Ho vissuto nel giardino dell'eden fino a che un bel mattino si
sono complimentati con me per non aver creato danni, per non essere
divenuto un mascalzone, per essere così amorevole e delicato ma che da
quel momento ero indesiderato e potevo ritornare dall'altra parte della
barricata, in quel mondo di belve, di sanguinari e di sporchi uomini.
Nonna, ma se non c'era un altro modo per impedirmi di diventare cattivo
come chi aveva fatto del male a te, perché non hai lasciato che lo
diventassi ugualmente ma che almeno lo fossi nella maniera più giusta,
tanto cattivo lo sono diventato lo stesso, come una donna. Anzi più
cattivo, come l'uomo che sono e come la donna che è entrata in me. Tanto
che a volte mi sembra che le donne si facciano male fra di loro e poi
ne diano la colpa agli uomini. Le prime a gridar puttane sono le donne,
gli uomini ci vanno a letto! La chiamavano Bocca di rosa…

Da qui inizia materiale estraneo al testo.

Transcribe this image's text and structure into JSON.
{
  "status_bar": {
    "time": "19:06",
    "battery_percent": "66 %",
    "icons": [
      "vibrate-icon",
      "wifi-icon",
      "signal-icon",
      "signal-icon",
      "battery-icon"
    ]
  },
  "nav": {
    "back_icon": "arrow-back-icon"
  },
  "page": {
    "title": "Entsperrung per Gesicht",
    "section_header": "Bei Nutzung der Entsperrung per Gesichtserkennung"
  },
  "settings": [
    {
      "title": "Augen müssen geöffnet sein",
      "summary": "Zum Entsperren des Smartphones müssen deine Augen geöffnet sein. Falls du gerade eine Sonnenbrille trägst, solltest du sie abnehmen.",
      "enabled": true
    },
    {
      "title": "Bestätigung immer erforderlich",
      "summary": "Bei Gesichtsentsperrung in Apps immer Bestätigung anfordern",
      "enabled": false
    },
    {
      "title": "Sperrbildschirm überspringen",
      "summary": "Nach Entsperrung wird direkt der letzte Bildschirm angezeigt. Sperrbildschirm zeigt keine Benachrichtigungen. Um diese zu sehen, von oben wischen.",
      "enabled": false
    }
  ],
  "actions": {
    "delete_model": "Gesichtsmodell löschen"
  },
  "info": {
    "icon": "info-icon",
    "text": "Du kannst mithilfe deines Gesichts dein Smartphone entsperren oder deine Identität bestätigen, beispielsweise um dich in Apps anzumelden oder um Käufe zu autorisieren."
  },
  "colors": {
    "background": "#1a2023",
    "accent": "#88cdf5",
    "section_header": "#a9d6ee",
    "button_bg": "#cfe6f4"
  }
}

Crescevo e quando le ho dovute tirar fuori non me le sono più
sapute trovare. Perché c'erano ma le avevo messe da parte per sentirmi
uguale a loro, a quelle bambine che mi riempivano di attenzioni e di
carezze non perché ero io, come credevo ma perché c'ero solo io con
loro. E con quelle due palle celate sarei cresciuto fino a capirlo, fino
a poterlo sentire. Povero brodo mi scrissero dieci anni dopo e mi parve
tanto ovvio e cosi narcisisticamente umiliante che non lo cancellai mai
più. Così tanto per farmi un po' più male.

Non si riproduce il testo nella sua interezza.